Sealable coffee cups are still near-impossible to find. But for other beverages, there are of course reusable bottles. I finally got one such bottle one Christmas: A 32-ounce Starbucks bottle, solid plastic, metal lid, metal base. No straw, but didn’t need one. I started using it all the time. Well, till it cracked somewhere above the metal base, and began to dribble everywhere. At first I thought it was just heavier condensation than usual. I discovered otherwise when I put lemonade in it. So I went to Starbucks for a replacement… but couldn’t bring myself to pay $20 for a water bottle. That’s 10 coffees, y’know.
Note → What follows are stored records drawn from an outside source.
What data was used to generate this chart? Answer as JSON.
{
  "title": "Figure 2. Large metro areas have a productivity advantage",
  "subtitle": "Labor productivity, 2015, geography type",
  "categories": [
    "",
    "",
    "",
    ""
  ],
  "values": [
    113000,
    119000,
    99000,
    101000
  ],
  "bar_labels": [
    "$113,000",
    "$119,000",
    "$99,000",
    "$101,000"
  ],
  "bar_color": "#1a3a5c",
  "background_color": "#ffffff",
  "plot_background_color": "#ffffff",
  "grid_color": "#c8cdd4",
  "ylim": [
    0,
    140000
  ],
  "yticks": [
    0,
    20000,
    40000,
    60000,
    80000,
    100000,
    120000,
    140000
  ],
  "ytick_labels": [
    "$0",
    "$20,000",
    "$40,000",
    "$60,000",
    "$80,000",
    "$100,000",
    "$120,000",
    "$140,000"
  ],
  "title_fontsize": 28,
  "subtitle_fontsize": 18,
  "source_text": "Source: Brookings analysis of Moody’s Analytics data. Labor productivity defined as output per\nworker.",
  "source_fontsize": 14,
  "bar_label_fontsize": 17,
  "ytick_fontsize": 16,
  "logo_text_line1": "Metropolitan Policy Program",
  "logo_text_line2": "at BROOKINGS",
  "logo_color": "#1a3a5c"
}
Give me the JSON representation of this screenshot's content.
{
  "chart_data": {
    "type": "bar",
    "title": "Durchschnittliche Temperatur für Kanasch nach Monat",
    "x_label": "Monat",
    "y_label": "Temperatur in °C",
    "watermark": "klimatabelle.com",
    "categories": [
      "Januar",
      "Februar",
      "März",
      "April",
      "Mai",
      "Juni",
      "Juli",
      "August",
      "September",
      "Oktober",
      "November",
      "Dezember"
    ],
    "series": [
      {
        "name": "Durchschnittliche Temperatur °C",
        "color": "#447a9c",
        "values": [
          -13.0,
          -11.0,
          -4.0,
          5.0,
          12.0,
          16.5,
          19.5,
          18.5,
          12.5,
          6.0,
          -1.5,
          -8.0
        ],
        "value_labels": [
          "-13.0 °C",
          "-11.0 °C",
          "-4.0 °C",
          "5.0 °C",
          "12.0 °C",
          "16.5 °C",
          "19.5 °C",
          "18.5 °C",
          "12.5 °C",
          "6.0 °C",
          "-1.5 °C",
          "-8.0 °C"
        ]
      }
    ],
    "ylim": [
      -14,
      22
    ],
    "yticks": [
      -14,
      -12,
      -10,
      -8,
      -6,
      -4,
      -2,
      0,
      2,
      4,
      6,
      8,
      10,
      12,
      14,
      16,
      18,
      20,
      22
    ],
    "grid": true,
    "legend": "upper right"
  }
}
Then again, a Gatorade is $1, and comes filled with Gatorade. Its mouth isn’t as wide, but still big enough to get a bottle brush in there. It doesn’t crack. And when it wears out, I can get another for $1.

The stigma of being cheap.

When I first started to reuse bottles, I nonetheless kept looking around for a proper reusable bottle. Because there’s a stigma to drinking out of used bottles: People think of it as something the poor or stingy will do. Well, they’re right about my not wanting to spend money if I can help it.

Thing is, nearly all the containers I’ve seen aren’t dishwasher-safe. They say so, right on the packaging: Don’t run this in the dishwasher. Keep this out of the microwave. It’ll melt the plastic, or release those harmful plastic byproducts that’ll give you cancer, or trigger male lactation or something; I dunno.

In the past I totally ignored those “not dishwasher-safe” warnings and put ’em in the dishwasher anyway. And by golly, some of ’em melted. That’s why I’ve gone through so many bottles and coffee cups. Thing is, I put Gatorade bottles in the dishwasher and they survive. Go figure.

So I’m not sure I should bother to buy a reusable sealed container. I’m always gonna buy one sort of bottled drink or another, and wind up with bottles. I may as well reuse them, save my money, and spend it on something more fun.

As for the scare about bacteria in your reused water bottle: I suspect it’s largely a ploy to get you to stop doing that and buy a far more expensive bottle. Which, since they’re not dishwasher-safe, people don’t wash… and they wind up accumulating bacteria. Ah, irony.